The European Bank for Reconstruction and Development (EBRD) has slashed growth outlook on Eastern Europe saying that the exposure to the Eurozone financial crisis will negatively affect lending because parent banks in the west will continue to deleverage in those markets.
“While the direct negative impact of the Eurozone crisis on growth in the region through overall capital outflows may have receded, its effect on lending through cross-border bank deleveraging seems to continue,” says EBRD in it Regional Economic Prospects publication published today.
EBRD says that capital outflows, deleveraging, and lack of cross-border finance and fragmentation of European financial markets are all adversely impacting Eastern Europe.

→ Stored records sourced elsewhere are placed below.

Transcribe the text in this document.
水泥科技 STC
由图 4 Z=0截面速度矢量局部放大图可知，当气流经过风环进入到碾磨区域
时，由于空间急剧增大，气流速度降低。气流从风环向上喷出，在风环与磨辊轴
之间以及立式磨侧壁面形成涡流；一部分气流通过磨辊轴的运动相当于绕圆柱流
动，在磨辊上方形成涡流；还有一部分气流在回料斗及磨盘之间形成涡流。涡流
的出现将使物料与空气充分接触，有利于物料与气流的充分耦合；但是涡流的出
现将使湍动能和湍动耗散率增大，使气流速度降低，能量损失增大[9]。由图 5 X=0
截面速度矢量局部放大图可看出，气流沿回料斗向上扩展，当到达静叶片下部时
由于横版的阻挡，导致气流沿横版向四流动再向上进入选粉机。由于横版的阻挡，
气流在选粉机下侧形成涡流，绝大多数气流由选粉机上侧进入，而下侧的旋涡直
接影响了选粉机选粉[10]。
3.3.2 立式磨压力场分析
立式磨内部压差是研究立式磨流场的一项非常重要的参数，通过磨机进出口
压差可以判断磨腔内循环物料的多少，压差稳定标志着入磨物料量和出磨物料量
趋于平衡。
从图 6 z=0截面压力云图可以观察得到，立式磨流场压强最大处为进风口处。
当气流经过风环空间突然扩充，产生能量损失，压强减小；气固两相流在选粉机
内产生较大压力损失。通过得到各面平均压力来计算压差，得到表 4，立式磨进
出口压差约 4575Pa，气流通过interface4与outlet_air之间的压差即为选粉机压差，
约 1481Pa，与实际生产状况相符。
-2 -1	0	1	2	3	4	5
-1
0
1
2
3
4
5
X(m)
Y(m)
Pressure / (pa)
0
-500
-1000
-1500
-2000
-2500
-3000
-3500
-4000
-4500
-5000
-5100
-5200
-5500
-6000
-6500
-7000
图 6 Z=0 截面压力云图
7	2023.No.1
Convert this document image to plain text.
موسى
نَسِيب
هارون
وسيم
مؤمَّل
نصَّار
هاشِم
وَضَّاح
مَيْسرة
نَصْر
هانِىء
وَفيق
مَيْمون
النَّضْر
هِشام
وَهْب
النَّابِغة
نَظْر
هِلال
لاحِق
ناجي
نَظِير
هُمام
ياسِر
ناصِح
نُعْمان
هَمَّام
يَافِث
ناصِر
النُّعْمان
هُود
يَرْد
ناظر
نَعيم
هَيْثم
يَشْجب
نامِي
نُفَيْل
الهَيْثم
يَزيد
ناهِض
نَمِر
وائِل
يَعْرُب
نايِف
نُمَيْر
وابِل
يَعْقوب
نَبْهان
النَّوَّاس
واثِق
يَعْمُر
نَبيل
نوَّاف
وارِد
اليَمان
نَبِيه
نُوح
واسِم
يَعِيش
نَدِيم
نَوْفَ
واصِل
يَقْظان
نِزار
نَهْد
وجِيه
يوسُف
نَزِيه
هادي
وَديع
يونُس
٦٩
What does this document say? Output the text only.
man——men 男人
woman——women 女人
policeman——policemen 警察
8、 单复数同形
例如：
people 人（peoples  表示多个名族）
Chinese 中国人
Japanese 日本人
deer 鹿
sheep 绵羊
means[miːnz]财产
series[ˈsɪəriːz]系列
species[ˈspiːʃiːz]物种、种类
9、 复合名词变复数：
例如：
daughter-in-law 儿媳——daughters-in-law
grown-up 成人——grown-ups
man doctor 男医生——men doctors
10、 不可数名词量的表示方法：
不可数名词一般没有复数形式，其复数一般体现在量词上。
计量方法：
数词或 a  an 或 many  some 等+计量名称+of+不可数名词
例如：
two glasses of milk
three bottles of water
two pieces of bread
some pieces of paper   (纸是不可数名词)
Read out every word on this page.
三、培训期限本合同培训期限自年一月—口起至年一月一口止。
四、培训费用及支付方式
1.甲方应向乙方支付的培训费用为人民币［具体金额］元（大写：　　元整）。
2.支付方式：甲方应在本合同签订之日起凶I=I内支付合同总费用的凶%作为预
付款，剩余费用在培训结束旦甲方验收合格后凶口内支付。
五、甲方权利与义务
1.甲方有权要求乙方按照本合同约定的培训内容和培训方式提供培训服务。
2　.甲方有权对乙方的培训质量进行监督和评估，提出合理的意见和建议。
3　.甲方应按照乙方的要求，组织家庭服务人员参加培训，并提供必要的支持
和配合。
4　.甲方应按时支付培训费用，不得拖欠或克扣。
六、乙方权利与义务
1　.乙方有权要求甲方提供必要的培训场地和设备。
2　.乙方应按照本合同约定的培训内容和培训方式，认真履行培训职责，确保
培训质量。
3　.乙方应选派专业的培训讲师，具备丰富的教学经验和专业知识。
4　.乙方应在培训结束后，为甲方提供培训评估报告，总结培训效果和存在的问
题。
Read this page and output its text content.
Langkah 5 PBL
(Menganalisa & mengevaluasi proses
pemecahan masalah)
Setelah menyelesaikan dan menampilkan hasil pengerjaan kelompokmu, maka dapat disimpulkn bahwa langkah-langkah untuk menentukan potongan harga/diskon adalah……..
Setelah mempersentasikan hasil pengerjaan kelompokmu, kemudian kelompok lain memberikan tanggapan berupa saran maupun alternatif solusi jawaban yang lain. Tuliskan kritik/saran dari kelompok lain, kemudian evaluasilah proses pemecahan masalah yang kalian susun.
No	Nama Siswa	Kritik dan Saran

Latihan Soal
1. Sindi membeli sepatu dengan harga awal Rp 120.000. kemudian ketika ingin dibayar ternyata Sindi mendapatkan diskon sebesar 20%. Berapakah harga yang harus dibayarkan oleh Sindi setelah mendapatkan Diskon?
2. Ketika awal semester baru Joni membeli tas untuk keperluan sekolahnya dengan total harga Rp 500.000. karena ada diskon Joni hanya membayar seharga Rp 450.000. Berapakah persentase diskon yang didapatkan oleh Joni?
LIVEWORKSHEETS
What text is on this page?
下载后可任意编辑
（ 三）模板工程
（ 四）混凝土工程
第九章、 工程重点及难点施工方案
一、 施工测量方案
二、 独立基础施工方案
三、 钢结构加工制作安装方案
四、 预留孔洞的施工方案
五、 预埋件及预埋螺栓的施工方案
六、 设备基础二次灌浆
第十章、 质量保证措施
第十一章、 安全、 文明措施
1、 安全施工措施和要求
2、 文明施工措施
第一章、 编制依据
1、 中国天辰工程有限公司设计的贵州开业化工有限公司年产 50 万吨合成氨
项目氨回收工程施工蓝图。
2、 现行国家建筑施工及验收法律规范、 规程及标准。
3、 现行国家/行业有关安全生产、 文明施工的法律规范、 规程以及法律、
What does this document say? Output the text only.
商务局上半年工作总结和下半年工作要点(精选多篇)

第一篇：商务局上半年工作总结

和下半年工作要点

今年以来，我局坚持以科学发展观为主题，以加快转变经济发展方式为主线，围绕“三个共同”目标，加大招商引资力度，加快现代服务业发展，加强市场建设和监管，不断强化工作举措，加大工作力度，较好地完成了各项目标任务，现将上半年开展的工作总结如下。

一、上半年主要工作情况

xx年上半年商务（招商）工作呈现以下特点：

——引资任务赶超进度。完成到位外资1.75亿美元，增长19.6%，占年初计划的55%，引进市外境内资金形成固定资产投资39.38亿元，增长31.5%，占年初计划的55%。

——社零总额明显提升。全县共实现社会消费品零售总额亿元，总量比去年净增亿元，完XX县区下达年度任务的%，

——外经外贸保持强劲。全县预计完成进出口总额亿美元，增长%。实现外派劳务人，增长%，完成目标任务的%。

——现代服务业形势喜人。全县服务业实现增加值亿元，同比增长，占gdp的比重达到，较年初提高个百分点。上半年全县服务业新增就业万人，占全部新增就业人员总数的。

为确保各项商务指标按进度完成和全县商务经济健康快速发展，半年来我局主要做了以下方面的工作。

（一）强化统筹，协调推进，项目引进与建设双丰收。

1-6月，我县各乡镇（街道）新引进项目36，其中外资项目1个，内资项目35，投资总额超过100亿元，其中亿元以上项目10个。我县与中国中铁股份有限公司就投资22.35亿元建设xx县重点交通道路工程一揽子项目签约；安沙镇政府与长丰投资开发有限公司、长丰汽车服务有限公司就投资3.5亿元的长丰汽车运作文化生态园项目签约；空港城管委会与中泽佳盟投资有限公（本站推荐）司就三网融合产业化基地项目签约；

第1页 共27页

As a result, EBRD has slashed growth outlook for 2012 for all of Eastern Europe with an exception of Croatia, Hungary and Slovenia saying that these countries will have negative growth.
EBRD bases these projections on a baseline scenario for the EU in which it sees chronic crisis of “muddling through” but one that is worrisome.
“The Eurozone crisis poses further downside risks to the outlook, as any worsening beyond the baseline assumptions could have serious negative consequences for growth across the entire transition region,” EBRD says.
It warns that worsening of a sovereign could render “several large European banks insolvent” which would accelerate deleveraging “triggering a credit crunch and recession in emerging Europe.”
EBRD assign lower likelihood to any EU turnaround but ‘Even then, the fiscal contractions and credit reductions that have already occurred will present a significant drag on growth, and its performance in 2012″.